Paul makes a habit of reminding us that the wrestling of our minds may be a reality, but it does not have to be our existence.
It is no wonder that Jesus hung on a cross atop a hill called Golgotha, literally translated in Aramaic to mean “skull.” It seems that our Savior knew that one of our greatest battles would be within the confines of our own mind. We can look upon His sacrifice and resurrection on Golgotha not only for its conquering of death and darkness, but as a symbol of our Savior’s reign and victory over our minds. He gave us, once and for all, a freedom from the captivity that can exist when we do not surrender to Him what He intended to make good.
Our thoughts are powerful.
They are also a beautiful gift, intended for our good and His glory.
And the truth of God’s mercy is this: We have a choice of what those thoughts will become – or, more importantly, Who those thoughts will belong to.
We can choose to live captive to our thoughts, or take them captive to a God who can make them good.
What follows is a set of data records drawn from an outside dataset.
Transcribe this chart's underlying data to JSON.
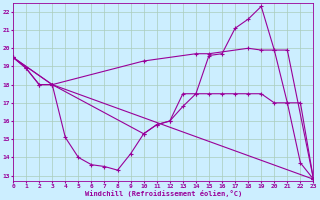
{
  "title": "",
  "xlabel": "Windchill (Refroidissement éolien,°C)",
  "bg_color": "#cceeff",
  "line_color": "#990099",
  "grid_color": "#aaccbb",
  "xmin": 0,
  "xmax": 23,
  "ymin": 12.7,
  "ymax": 22.5,
  "yticks": [
    13,
    14,
    15,
    16,
    17,
    18,
    19,
    20,
    21,
    22
  ],
  "line1_x": [
    0,
    1,
    2,
    3,
    4,
    5,
    6,
    7,
    8,
    9,
    10,
    11,
    12,
    13,
    14,
    15,
    16,
    17,
    18,
    19,
    20,
    21,
    22,
    23
  ],
  "line1_y": [
    19.5,
    18.9,
    18.0,
    18.0,
    15.1,
    14.0,
    13.6,
    13.5,
    13.3,
    14.2,
    15.3,
    15.8,
    16.0,
    16.8,
    17.5,
    19.6,
    19.7,
    21.1,
    21.6,
    22.3,
    19.9,
    17.0,
    13.7,
    12.8
  ],
  "line2_x": [
    0,
    1,
    2,
    3,
    10,
    11,
    12,
    13,
    14,
    15,
    16,
    17,
    18,
    19,
    20,
    21,
    22,
    23
  ],
  "line2_y": [
    19.5,
    18.9,
    18.0,
    18.0,
    15.3,
    15.8,
    16.0,
    17.5,
    17.5,
    17.5,
    17.5,
    17.5,
    17.5,
    17.5,
    17.0,
    17.0,
    17.0,
    12.8
  ],
  "line3_x": [
    0,
    3,
    23
  ],
  "line3_y": [
    19.5,
    18.0,
    12.8
  ],
  "line4_x": [
    0,
    3,
    10,
    14,
    15,
    18,
    19,
    20,
    21,
    23
  ],
  "line4_y": [
    19.5,
    18.0,
    19.3,
    19.7,
    19.7,
    20.0,
    19.9,
    19.9,
    19.9,
    12.8
  ]
}
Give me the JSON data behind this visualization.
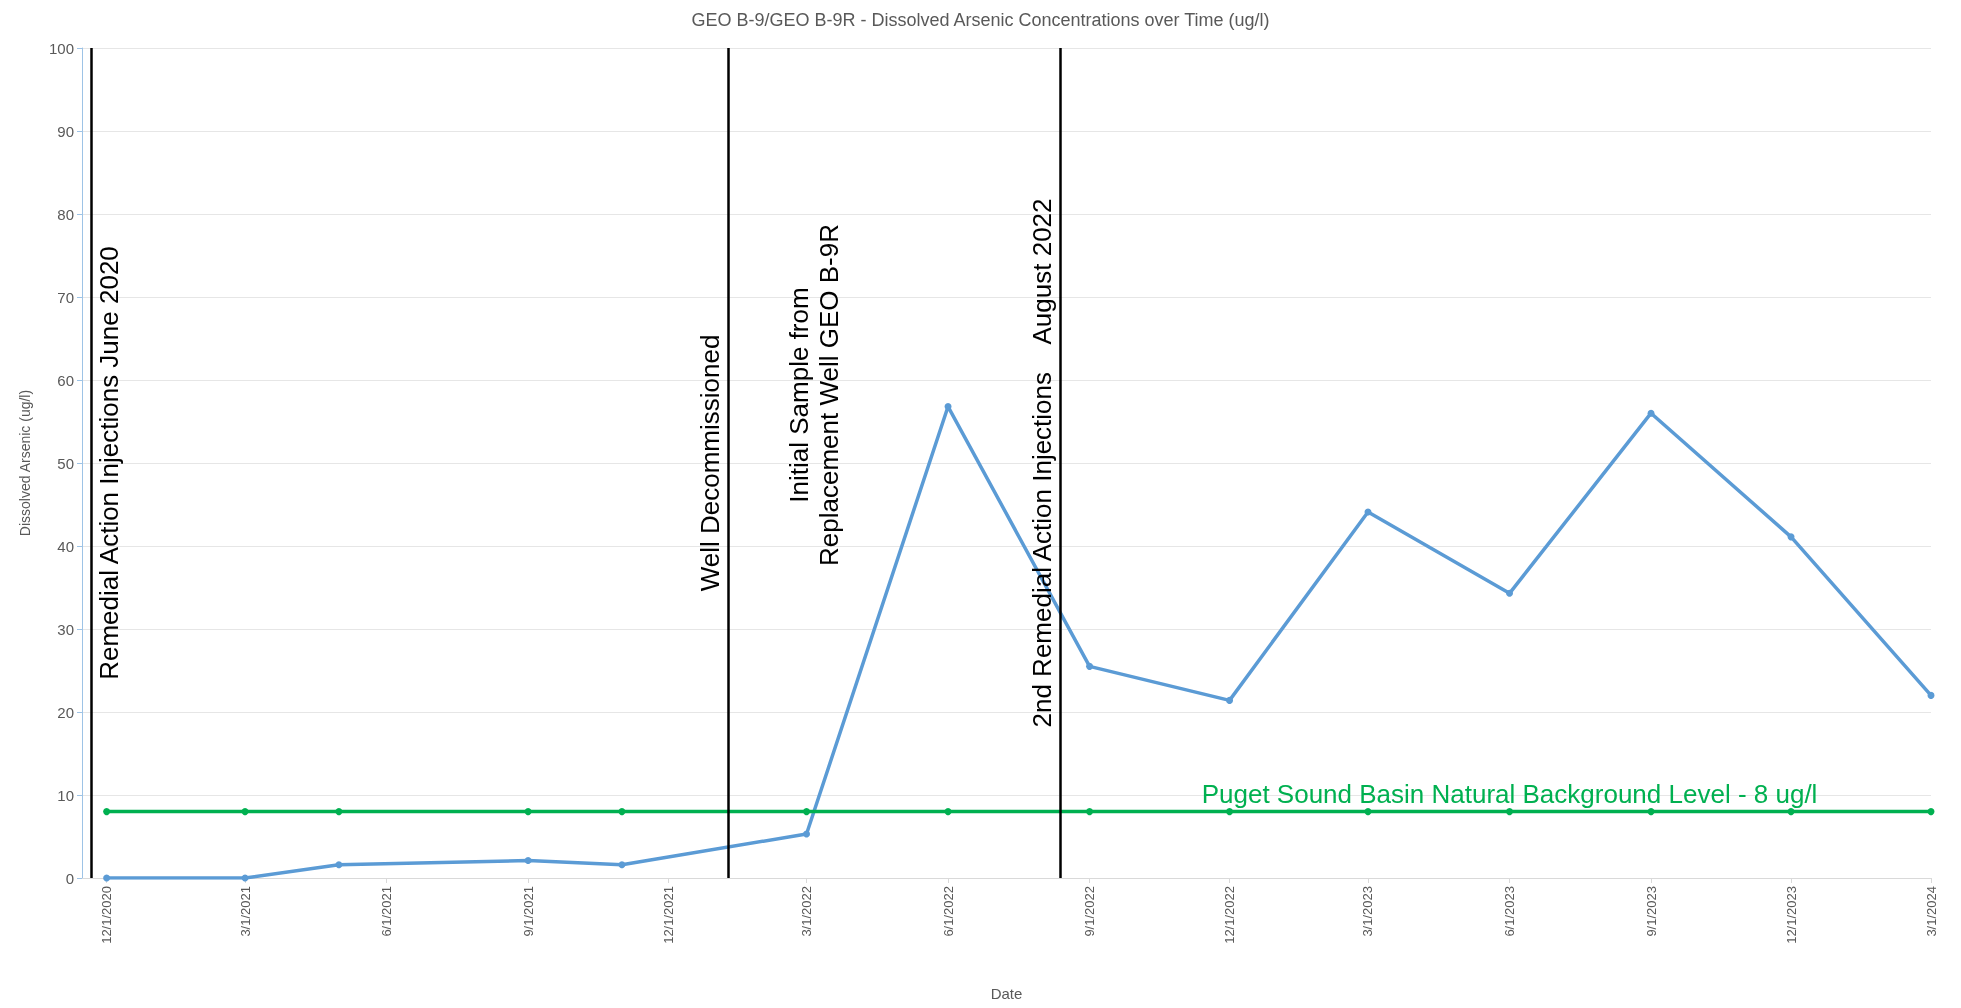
{
  "chart_data": {
    "type": "line",
    "title": "GEO B-9/GEO B-9R - Dissolved Arsenic Concentrations over Time (ug/l)",
    "xlabel": "Date",
    "ylabel": "Dissolved Arsenic (ug/l)",
    "series": [
      {
        "color": "#5b9bd5",
        "x": [
          "2020-12-01",
          "2021-03-01",
          "2021-05-01",
          "2021-09-01",
          "2021-11-01",
          "2022-03-01",
          "2022-06-01",
          "2022-09-01",
          "2022-12-01",
          "2023-03-01",
          "2023-06-01",
          "2023-09-01",
          "2023-12-01",
          "2024-03-01"
        ],
        "values": [
          0,
          0,
          1.6,
          2.1,
          1.6,
          5.3,
          56.8,
          25.5,
          21.4,
          44.1,
          34.3,
          56.0,
          41.1,
          22.0
        ]
      },
      {
        "name": "Puget Sound Basin Natural Background Level - 8 ug/l",
        "color": "#00b050",
        "x": [
          "2020-12-01",
          "2021-03-01",
          "2021-05-01",
          "2021-09-01",
          "2021-11-01",
          "2022-03-01",
          "2022-06-01",
          "2022-09-01",
          "2022-12-01",
          "2023-03-01",
          "2023-06-01",
          "2023-09-01",
          "2023-12-01",
          "2024-03-01"
        ],
        "values": [
          8,
          8,
          8,
          8,
          8,
          8,
          8,
          8,
          8,
          8,
          8,
          8,
          8,
          8
        ]
      }
    ],
    "ref_lines": [
      {
        "axis": "x",
        "value": "2020-11-21",
        "label": "Remedial Action Injections June 2020",
        "color": "#000000"
      },
      {
        "axis": "x",
        "value": "2022-01-09",
        "label": "Well Decommissioned",
        "color": "#000000"
      },
      {
        "axis": "x",
        "value": "2022-08-13",
        "label": "2nd Remedial Action Injections    August 2022",
        "color": "#000000"
      }
    ],
    "annotations": [
      "Initial Sample from\nReplacement Well GEO B-9R"
    ],
    "xlim": [
      "2020-11-15",
      "2024-03-01"
    ],
    "xticks": [
      {
        "value": "2020-12-01",
        "label": "12/1/2020"
      },
      {
        "value": "2021-03-01",
        "label": "3/1/2021"
      },
      {
        "value": "2021-06-01",
        "label": "6/1/2021"
      },
      {
        "value": "2021-09-01",
        "label": "9/1/2021"
      },
      {
        "value": "2021-12-01",
        "label": "12/1/2021"
      },
      {
        "value": "2022-03-01",
        "label": "3/1/2022"
      },
      {
        "value": "2022-06-01",
        "label": "6/1/2022"
      },
      {
        "value": "2022-09-01",
        "label": "9/1/2022"
      },
      {
        "value": "2022-12-01",
        "label": "12/1/2022"
      },
      {
        "value": "2023-03-01",
        "label": "3/1/2023"
      },
      {
        "value": "2023-06-01",
        "label": "6/1/2023"
      },
      {
        "value": "2023-09-01",
        "label": "9/1/2023"
      },
      {
        "value": "2023-12-01",
        "label": "12/1/2023"
      },
      {
        "value": "2024-03-01",
        "label": "3/1/2024"
      }
    ],
    "ylim": [
      0,
      100
    ],
    "yticks": [
      0,
      10,
      20,
      30,
      40,
      50,
      60,
      70,
      80,
      90,
      100
    ],
    "grid": "y",
    "legend": false,
    "marker": "circle",
    "line_style": "solid"
  }
}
Gracious Father, You are so kind to us. You are patient in our weaknesses, eagerly awaiting to supply us with every good thing we need to live a free and righteous life that is provided by the sacrifice of Jesus. We come to You humbled and needing. Our spirit is willing, Lord, but our flesh is weak. Forgive me for the moments where I allow my thoughts to capture me, instead of taking them captive to You. Have mercy on me when I succumb to the spiraling anxiety that locks me inside the darkness of my mind. Starting now, and every other time that I stumble, I choose to return to the feet of Jesus and surrender my thoughts – to take them captive and return them to the all-powerful hands of my Creator. I surrender, Lord. I surrender! I cannot do this without You. Please interrupt my thoughts and replace them with Your Truth. Nothing else will do, God. Every day, might I have more strength to punish the disobedience of my flesh, and instead, fix my eyes on You. Amen.